There is a behavior trait that a lot of writers share—it is called avoidance activity. They will do anything to avoid starting to write: clean a drain, phone their mentally confused uncle in Peru, change the cat’s litter tray. I’m prone to this myself, in summer I deadhead flowers, even lobelia. In winter I’ll keep a fire going stick by stick, anything to put off the moment of scratching marks on virgin paper.

 

I am indulging an avoidance activity now. I’ve just ordered another cappuccino, I’ve given myself a sever talking: For God’s sake, woman! You are forty-seven years of age. Just cross the road, push the salon door open, and ask for an appointment!

 

It didn’t work. I’m now in my room, and I have just given myself a do-it-yourself hairdo, which consisted of a shampoo, condition and trim, with scissors on my Swiss army knife.

 

I can’t wait to get back to the Toni & Guy salon in Leicester. The staff there haven’t once called my hair ‘thine’ and they can do wonders with the savagery caused by Swiss army knife scissors.

 

 

 

12. The narrator was afraid to enter the hairdresser’s because she

A) had spilt coffee on her white trousers.

B) doubted the qualification of local stylists.

C) was strangely self-conscious.

D) was pressed for time.

 

 

13. Watching the stylists, the narrator concluded that they

A) were too impulsive.

B) had hair anyone would envy.

C) had strange hair-dos themselves.

D) attached too much importance to their ‘craft’.

 

 

14. The narrator calls herself ‘the client from hell’ mainly because she

A) doesn’t like to look at herself in the mirror.

B) never knows what she wants.

C) is too impatient to sit still.

D) is too demanding.

 

 

15. The narrator doesn’t like stylists as they

A) are too predictable in their conversation.
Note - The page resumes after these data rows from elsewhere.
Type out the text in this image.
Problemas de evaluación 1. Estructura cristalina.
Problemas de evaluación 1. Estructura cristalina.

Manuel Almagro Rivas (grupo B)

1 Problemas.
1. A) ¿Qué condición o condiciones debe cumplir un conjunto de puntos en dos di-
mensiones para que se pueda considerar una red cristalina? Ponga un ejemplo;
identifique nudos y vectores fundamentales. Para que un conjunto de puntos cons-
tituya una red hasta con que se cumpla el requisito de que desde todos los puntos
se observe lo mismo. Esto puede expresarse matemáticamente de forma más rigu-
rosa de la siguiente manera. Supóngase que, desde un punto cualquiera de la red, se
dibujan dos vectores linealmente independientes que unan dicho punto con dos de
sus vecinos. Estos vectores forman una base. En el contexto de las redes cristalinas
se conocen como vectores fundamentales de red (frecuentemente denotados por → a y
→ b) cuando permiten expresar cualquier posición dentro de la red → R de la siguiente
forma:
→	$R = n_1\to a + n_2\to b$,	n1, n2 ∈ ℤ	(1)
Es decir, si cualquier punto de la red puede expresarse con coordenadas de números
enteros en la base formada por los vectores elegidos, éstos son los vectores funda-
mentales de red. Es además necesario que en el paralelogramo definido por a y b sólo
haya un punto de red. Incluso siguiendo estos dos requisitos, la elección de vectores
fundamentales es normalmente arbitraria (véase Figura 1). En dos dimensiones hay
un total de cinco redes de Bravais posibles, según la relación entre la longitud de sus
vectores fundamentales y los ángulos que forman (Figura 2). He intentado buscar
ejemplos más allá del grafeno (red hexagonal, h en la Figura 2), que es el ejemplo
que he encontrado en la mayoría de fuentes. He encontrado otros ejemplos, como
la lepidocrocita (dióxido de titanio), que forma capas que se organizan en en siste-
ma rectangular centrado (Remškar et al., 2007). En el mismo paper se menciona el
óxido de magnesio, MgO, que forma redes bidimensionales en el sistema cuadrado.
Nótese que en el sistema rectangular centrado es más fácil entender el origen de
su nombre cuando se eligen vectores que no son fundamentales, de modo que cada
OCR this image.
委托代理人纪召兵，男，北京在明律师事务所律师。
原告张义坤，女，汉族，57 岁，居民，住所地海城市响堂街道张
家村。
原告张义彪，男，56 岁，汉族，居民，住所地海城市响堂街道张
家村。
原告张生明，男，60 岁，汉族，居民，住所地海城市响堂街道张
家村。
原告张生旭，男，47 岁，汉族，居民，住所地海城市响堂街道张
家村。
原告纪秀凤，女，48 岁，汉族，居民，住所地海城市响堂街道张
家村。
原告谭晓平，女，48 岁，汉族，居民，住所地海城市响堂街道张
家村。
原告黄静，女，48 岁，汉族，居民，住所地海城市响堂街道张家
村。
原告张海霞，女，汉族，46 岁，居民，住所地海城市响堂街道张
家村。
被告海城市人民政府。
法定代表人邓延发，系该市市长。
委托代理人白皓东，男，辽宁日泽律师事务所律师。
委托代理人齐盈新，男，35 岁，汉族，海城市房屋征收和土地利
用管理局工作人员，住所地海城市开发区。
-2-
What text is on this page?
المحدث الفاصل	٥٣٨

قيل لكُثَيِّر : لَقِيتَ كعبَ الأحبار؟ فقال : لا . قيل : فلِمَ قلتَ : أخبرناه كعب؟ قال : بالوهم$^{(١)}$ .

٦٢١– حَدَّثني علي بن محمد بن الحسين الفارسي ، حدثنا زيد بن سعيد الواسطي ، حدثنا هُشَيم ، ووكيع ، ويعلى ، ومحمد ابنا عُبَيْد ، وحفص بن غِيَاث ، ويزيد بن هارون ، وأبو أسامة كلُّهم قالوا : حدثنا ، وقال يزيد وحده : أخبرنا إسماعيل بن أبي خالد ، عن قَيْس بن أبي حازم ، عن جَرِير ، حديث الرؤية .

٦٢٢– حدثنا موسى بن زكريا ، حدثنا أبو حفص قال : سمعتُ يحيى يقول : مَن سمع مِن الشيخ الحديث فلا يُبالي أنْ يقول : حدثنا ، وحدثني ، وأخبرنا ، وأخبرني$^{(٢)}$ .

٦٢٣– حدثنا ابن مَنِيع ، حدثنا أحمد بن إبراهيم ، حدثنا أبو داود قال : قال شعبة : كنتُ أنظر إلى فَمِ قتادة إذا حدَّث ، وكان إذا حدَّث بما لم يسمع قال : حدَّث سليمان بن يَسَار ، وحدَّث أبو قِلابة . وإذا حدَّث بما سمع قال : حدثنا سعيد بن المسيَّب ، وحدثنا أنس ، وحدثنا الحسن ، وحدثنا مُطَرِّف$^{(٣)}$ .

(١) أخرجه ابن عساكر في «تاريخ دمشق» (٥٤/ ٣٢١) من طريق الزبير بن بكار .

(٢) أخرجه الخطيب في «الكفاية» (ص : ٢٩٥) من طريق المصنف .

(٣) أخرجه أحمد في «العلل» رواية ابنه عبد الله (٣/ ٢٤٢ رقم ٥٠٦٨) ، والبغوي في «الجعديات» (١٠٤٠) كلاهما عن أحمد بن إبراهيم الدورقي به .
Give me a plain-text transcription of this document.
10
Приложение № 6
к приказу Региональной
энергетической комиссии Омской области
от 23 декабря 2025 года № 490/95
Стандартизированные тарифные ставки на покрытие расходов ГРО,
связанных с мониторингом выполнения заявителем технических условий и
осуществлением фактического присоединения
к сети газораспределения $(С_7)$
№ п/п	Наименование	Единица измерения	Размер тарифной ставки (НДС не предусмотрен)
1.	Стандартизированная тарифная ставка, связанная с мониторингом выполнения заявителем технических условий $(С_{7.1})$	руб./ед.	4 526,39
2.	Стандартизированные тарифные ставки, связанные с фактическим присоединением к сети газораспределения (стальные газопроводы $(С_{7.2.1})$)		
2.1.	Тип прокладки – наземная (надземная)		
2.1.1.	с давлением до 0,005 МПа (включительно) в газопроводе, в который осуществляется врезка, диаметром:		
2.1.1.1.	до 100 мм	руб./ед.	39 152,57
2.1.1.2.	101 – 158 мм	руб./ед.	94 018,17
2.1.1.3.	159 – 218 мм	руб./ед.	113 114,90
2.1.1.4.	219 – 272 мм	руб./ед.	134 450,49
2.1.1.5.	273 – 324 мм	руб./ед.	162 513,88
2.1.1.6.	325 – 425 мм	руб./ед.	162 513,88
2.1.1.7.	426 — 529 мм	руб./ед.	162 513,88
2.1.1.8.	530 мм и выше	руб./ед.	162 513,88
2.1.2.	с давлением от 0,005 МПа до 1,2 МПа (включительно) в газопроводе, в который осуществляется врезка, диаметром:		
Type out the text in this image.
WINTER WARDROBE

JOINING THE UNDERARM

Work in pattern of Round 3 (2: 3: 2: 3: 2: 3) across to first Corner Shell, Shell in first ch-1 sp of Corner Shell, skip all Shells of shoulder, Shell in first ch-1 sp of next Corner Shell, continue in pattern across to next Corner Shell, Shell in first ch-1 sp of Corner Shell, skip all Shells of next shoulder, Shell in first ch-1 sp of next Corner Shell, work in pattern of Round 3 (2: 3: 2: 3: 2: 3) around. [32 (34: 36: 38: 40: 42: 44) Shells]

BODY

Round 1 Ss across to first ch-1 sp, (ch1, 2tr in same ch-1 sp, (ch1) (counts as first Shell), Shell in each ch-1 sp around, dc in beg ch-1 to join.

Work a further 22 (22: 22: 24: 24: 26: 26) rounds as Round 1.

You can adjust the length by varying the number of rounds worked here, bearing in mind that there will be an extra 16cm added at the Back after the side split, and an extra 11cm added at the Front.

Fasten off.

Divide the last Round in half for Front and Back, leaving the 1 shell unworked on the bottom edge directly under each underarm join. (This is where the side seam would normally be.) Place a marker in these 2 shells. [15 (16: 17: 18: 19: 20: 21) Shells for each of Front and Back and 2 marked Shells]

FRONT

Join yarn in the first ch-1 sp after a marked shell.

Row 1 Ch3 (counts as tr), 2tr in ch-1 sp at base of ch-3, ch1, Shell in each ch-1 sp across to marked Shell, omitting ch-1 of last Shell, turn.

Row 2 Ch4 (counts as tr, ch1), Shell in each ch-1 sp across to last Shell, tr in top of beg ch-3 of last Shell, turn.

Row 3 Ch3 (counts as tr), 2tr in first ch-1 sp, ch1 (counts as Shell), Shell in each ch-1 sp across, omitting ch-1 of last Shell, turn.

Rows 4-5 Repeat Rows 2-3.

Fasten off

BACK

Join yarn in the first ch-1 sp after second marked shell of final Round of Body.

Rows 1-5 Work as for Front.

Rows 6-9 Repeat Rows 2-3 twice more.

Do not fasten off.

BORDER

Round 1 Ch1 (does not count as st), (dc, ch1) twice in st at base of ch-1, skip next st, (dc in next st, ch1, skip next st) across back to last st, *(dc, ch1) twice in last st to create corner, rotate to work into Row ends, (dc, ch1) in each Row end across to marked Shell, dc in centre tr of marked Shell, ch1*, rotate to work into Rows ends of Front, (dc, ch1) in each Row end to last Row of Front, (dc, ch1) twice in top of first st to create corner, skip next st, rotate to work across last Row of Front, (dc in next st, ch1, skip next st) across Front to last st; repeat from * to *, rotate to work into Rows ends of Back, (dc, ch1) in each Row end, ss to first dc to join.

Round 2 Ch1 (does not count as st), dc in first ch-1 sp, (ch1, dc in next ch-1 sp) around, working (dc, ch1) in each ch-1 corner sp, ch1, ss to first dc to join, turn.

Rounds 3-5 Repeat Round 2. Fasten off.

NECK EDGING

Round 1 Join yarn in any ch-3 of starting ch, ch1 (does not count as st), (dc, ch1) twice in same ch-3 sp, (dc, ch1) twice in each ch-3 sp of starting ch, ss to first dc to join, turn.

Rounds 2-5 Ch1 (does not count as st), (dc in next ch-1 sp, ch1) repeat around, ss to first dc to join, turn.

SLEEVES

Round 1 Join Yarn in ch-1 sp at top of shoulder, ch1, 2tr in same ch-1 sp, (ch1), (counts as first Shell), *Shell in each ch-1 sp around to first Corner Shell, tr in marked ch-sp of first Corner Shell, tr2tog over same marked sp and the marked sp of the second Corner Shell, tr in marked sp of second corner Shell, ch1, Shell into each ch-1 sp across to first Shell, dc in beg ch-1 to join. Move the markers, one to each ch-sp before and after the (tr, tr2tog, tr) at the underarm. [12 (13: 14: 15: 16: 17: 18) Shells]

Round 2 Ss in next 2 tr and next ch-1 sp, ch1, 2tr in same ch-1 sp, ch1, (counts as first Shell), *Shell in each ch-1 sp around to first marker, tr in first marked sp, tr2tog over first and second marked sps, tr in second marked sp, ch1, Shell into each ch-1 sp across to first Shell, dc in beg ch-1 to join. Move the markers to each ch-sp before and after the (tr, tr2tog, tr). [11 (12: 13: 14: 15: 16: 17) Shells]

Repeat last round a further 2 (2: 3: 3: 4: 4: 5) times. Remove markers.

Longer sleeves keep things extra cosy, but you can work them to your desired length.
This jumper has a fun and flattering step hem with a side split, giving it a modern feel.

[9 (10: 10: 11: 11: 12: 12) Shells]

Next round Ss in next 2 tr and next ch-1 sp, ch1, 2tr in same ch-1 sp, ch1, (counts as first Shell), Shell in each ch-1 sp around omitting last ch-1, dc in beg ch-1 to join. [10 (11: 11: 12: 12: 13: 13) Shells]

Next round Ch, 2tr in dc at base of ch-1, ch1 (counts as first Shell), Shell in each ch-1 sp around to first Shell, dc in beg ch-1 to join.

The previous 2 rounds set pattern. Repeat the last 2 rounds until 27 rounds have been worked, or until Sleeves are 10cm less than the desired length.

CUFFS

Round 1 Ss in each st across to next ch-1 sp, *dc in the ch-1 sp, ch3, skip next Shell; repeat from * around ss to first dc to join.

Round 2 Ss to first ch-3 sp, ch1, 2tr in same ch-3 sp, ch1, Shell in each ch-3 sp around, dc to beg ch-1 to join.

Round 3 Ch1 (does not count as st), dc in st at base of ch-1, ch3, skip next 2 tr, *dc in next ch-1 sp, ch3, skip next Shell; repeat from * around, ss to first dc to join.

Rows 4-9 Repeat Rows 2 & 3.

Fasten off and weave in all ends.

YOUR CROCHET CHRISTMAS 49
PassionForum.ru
B) have once suggested that she should try a wig.

C) are too insensitive to clients wishes.

D) are too talkative.

 

 

16. According to the narrator the avoidance activity is

A) common to all writers.

B) mostly performed in winter.

C) talking to oneself.

D) a trick to postpone the beginning of work.

 

 

17. The narrator finally

A) talked herself into going and fixing an appointment.

B) got her hair done at a hotel.

C) cut her hair after shampooing it.

D) spoilt her hair completely.

 

 

18. The last paragraph means that the Toni &Guy salon in Leicester is the

A) only hairdresser’s she has ever risked going to.

B) salon she trusts and is not afraid to go to.

C) place where she is a special client.

D) the first place she has ever tried.